A medida que la población humana ha crecido hasta cifras sorprendentes y preocupantes, hemos delimitado los territorios del planeta por fronteras artificiales. Cada pueblo dispone de un espacio territorial con su denominación correspondiente. La apetencia por las riquezas que atesora cada territorio es fuente de conflicto permanente desde hace miles de años. Nuestros ancestros también eran territoriales y a buen seguro pugnaban por dominar lugares ricos en agua, vegetación o recursos cinegéticos. Pero eran muy pocos y sus disputas no tenían la enorme y triste trascendencia de nuestro tiempo

Los primeros europeos se movieron fundamentalmente por la regiones más septentrionales de lo que hoy denominamos Europa.

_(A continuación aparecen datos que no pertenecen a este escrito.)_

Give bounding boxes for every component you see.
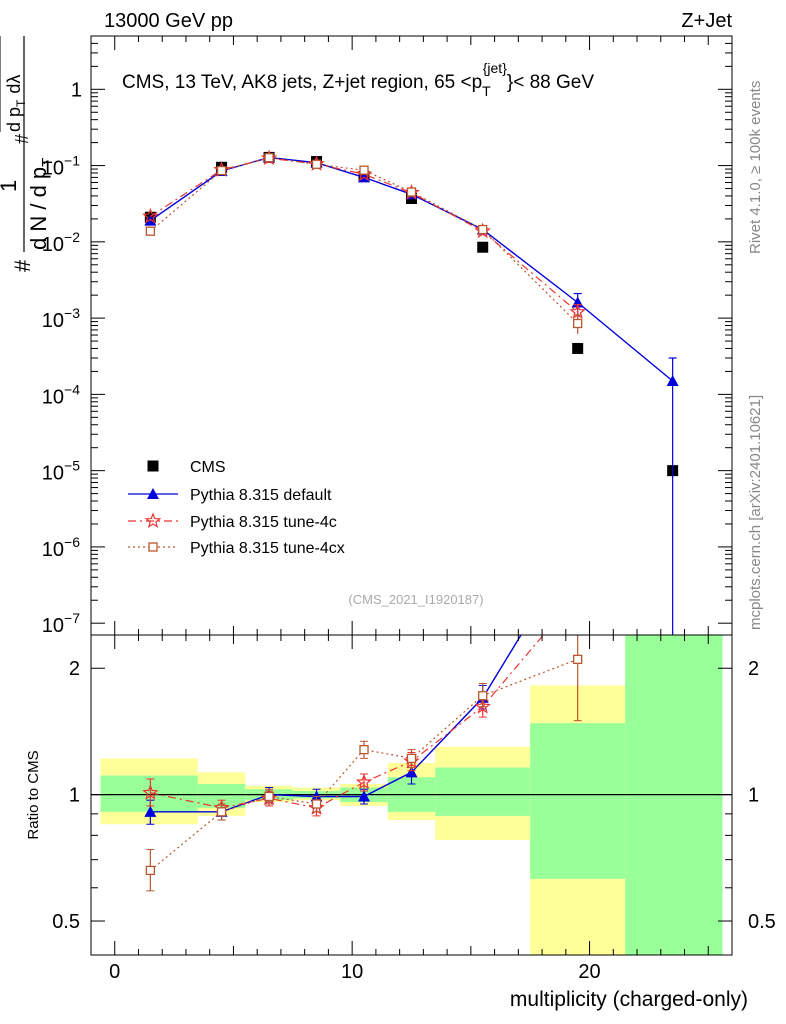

Durante el ochenta por ciento del último millón de años, la mayor parte de ese territorio estuvo dominado por espesos mantos de hielos, taigas y tundras. Las glaciaciones influyeron en la colonización de un territorio hostil para los primates humanos, que tuvieron un refugio seguro en la penínsulas del sur de Europa. De ahí que la mayor parte de los yacimientos con una antigüedad de entre 1,4 y 0.7 millones de años se encuentren en Iberia, en las penínsulas Itálica y Balcánica y en las regiones más bajas (casi al nivel del mar) del territorio que hoy en día ocupa el estado de Francia. Hace solo unos 600.000 años, quizá con la llegada de una nueva población provista de una cultura más compleja, los humanos fuimos capaces de alcanzar latitudes más elevadas y ocuparlas casi de manera permanente.

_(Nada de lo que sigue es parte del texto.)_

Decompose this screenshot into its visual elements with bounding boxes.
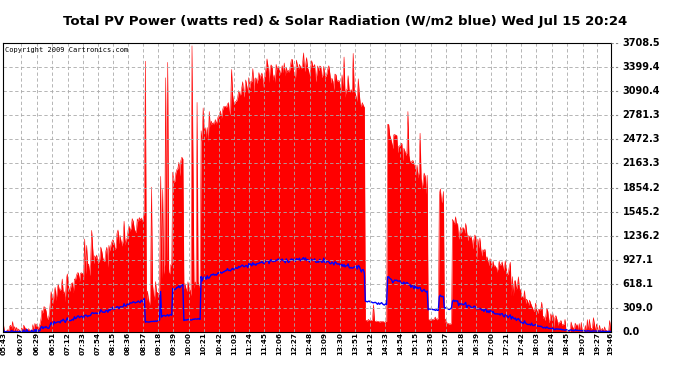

Antes de ese tiempo solo tenemos registro fósil de humanos en la península Ibérica. Disponemos de una mínima muestra de fósiles, que apenas nos permiten conocer el aspecto de aquellos europeos de hace más de un millón de años. Los restos proceden del yacimiento de Barranco León, en la cuenca de Guadix-Baza (Granada), y del yacimiento de la cueva de la Sima del Elefante (sierra de Atapuerca). Los restos de la especie Homo antecessor, hallados en el yacimiento de la cueva de la Gran Dolina, son ya suficientes como para hacernos una idea de la fisonomía de los europeos que vivieron en estas tierra hace unos 850.000 años.

Las épocas interglaciares del último millón de años de la historia del planeta fueron relativamente cortas en términos geológicos. Sin embargo, estamos hablando de períodos que duraban miles de años. En ese tiempo, los hielos del norte retrocedían y la vida se abría paso en latitudes como las que hoy en día ocupan buena parte de las Islas Británicas. Esos momentos fueron bien aprovechados por los miembros de Homo antecessor para expandir sus territorios hacia el norte.

Desde hace algunos años se conocen varios yacimientos (Happisburgh y Pakefield) en la costa este de Inglaterra, donde se han hallado utensilios líticos con una antigüedad de 850.000-700.000 años. La revista PLOS ONE acaba de dar a conocer el hallazgo de una buena colección huellas humanas cerca del yacimiento de Happisburgh, que los autores del trabajo (Nick Ashton y sus colaboradores) atribuyen a la especie Homo antecessor. A juzgar por su tamaño, las huellas fueron dejadas por niños y adultos. El más alto de todos ellos pudo alcanzar hasta 175 centímetros de estatura, que curiosamente coincide con las estimaciones que se han realizado para los adultos de Homo antecessor encontrados en la burgalesa sierra de Atapuerca. El hallazgo es sumamente interesante para el estudio de nuestros orígenes en Europa, donde hace mucho tiempo vivieron unos humanos que no entendían de fronteras. De haber sobrevivido hasta la actualidad quizá estos humanos habrían solucionado todos los problemas que arrastramos los europeos desde hace unos pocos siglos, incluyendo aquella tragedia marítima en las costas de la Islas Británicas.